Cephalic-vagal stimulation affects a number of upper gastrointestinal secretory and motility events. The purpose of this study was to examine the role of vagal-cholinergic regulation on human proximal duodenal mucosal HCO3- secretion. The duodenal bulb was isolated between balloons and perfused with 154 mM NaCl, and HCO3- secretion was measured. Although cholinergic stimulation with bethanechol (50-mu-g.kg-1.h-1 iv) produced systemic effects, resting HCO3- secretion was unchanged.

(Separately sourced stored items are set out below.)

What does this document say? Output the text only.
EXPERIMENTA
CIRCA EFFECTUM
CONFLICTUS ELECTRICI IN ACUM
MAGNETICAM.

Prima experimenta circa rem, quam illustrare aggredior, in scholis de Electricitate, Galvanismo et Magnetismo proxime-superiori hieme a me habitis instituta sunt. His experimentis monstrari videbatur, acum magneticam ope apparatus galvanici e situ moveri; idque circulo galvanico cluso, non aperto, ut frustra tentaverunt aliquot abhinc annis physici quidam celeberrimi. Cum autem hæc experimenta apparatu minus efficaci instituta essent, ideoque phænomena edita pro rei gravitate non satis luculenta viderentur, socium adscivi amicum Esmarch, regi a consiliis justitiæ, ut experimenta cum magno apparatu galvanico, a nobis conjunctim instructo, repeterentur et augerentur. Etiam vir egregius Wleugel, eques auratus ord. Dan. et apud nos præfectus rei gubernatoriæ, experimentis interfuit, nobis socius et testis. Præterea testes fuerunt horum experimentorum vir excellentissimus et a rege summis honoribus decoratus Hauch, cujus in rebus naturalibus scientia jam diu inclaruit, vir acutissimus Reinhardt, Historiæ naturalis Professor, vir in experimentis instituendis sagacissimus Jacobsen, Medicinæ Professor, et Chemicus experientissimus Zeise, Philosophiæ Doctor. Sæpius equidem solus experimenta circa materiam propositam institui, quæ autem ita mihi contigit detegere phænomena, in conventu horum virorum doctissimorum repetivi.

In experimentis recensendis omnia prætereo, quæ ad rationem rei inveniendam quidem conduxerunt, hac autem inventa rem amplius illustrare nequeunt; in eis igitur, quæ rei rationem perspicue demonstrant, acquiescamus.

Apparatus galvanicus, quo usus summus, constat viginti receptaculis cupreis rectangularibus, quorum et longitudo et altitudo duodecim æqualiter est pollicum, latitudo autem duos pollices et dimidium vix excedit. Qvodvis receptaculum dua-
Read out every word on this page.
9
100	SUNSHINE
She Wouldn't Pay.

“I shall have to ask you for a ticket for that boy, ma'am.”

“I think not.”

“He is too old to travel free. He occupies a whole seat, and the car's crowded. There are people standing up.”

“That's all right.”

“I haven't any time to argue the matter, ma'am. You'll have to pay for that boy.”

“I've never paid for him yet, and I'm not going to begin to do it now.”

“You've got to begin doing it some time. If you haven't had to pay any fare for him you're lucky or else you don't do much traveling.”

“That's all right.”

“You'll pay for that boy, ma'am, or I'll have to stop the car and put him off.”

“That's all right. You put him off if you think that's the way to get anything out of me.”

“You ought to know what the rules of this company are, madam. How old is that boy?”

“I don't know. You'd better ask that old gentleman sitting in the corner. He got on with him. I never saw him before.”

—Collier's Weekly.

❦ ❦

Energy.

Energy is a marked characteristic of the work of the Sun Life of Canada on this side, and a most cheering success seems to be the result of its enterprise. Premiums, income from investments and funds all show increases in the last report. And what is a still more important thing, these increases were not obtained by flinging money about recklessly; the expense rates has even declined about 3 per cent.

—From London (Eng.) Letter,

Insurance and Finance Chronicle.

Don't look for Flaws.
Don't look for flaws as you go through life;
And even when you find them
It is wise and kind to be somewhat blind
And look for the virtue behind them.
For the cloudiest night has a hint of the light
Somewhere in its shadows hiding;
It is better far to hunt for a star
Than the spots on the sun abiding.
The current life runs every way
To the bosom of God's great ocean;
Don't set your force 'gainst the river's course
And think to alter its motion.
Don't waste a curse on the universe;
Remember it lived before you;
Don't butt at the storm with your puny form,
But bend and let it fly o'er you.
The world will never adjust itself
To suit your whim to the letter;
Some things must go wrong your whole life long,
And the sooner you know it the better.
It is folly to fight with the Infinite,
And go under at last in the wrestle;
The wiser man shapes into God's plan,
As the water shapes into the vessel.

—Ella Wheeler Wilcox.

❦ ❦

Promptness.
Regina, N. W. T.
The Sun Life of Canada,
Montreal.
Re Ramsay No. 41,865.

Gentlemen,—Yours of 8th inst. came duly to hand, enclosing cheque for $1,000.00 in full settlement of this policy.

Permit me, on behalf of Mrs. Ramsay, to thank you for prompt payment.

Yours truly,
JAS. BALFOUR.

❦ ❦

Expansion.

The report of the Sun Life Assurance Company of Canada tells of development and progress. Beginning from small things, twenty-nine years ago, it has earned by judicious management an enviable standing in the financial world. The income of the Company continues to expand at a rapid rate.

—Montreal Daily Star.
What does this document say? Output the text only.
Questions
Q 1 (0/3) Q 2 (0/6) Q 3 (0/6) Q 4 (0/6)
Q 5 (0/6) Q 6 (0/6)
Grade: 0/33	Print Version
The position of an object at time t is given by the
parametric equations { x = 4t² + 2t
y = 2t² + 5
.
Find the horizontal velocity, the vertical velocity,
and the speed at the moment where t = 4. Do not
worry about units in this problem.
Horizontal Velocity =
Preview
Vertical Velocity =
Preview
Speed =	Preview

Cephalic-vagal stimulation, induced by sham feeding, significantly increased duodenal HCO3- secretion from a basal of 177 +/- 17 to 240 +/- 19-mu-mol.cm-1.h-1 (P < 0.02). The response to sham feeding was approximately 50% of the peak response to acid-stimulated HCO3- output. Atropine (22-mu-g/kg iv) inhibited basal HCO3- secretion significantly (79 +/- 5%). However, the net incremental increases in duodenal mucosal HCO3- secretion in response to luminal acidification and vagal stimulation were unaltered by atropine pretreatment. Additionally, indomethacin (100 mg po) failed to modify the response to vagal-stimulated HCO3- secretion. These findings indicate that basal human proximal duodenal mucosal HCO3- secretion is maintained largely by resting cholinergic innervation and is stimulated by cephalic-vagal stimulation. Furthermore, since the incremental HCO3- responses to cephalic-vagal stimulation and luminal acidification were unaltered by atropine pretreatment, each is likely mediated by noncholinergic mechanisms.